The mining camp lay in a picturesque valley where green and gray growths marked the course of the gravel-lined creek, and sandy benches spread out to dark, rocky slopes, like lava, that heaved away in the bleak ranges.
It was in March, the most colorful season in the Mohave, that Adam arrived at Tecopah to halt on a grassy bench at the outskirts of the camp. A little spring welled up here and trickled down to the creek. It was drinking water celebrated among desert men, who had been known to go out of their way to drink there. The telltale ears of Adam’s burros advised him of the approach of some one, and he looked up from his camp tasks to find a familiar figure approaching him. He rubbed his eyes. Was that strange figure the same as the one so vividly limned on his memory? Squat, huge, grotesque, the man coming toward him was Dismukes!

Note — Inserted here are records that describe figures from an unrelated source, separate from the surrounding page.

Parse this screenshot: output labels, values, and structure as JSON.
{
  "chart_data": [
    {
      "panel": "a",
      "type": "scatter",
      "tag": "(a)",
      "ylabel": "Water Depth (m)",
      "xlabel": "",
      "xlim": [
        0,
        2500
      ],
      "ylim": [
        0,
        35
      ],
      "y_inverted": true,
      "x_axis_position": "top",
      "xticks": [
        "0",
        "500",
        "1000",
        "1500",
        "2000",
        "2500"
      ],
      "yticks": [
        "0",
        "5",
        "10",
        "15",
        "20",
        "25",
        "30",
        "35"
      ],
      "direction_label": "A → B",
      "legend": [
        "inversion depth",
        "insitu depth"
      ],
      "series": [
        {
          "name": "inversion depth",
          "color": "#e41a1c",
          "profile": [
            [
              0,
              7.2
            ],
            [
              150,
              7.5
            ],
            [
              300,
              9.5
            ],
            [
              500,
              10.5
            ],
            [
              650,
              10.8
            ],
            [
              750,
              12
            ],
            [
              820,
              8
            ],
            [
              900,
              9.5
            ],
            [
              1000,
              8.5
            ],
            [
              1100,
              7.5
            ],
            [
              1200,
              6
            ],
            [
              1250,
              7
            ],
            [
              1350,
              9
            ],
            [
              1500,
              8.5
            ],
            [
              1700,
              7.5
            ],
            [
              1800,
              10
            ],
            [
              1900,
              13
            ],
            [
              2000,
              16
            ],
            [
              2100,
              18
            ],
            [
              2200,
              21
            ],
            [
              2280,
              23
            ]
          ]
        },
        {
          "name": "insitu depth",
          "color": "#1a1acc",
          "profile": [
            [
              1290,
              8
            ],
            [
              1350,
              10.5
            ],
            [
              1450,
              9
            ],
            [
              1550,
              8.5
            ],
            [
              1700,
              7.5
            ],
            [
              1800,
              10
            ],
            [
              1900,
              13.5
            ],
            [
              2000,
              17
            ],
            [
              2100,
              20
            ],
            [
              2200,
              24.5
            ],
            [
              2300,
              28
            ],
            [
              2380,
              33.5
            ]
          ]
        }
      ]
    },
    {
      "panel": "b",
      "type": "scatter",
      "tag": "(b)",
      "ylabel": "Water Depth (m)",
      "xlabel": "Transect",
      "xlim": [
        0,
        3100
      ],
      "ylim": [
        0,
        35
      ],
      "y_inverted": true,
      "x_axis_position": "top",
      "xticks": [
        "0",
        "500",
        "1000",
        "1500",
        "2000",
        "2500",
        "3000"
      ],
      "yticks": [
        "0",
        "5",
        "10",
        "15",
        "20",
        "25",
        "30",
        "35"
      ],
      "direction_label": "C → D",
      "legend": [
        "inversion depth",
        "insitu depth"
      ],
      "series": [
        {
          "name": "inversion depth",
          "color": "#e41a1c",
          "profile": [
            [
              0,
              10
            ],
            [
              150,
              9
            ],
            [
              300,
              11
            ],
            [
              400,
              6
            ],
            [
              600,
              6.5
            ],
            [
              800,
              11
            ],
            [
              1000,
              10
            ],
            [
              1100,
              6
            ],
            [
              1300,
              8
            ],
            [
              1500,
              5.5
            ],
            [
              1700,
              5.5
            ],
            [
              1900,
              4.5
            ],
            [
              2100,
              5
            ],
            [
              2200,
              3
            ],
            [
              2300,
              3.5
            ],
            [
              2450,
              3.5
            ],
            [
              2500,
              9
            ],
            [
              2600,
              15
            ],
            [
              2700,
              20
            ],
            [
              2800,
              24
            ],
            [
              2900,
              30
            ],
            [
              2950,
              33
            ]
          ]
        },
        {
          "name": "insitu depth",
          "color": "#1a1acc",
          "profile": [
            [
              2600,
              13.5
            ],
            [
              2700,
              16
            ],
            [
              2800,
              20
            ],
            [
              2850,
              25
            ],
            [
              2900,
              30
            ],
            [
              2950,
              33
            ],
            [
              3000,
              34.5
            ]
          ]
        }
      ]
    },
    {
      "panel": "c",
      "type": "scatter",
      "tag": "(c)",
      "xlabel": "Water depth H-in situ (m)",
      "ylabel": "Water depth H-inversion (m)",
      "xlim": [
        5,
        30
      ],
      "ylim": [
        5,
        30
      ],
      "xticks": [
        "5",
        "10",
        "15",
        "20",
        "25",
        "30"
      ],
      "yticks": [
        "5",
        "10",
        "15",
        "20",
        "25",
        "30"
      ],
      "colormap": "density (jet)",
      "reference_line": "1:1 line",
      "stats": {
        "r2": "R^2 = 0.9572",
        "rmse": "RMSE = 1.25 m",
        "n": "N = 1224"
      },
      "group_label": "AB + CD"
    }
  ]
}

His motley, patched garb, his old slouch hat, his boots yellow with clay and alkali, appeared the same he had worn on the memorable day Adam’s eyes had unclosed to see them.
Dismukes drove his burros up to the edge of the bench, evidently having in mind the camp site Adam occupied. When he espied Adam he hesitated and, gruffly calling to the burros, he turned away.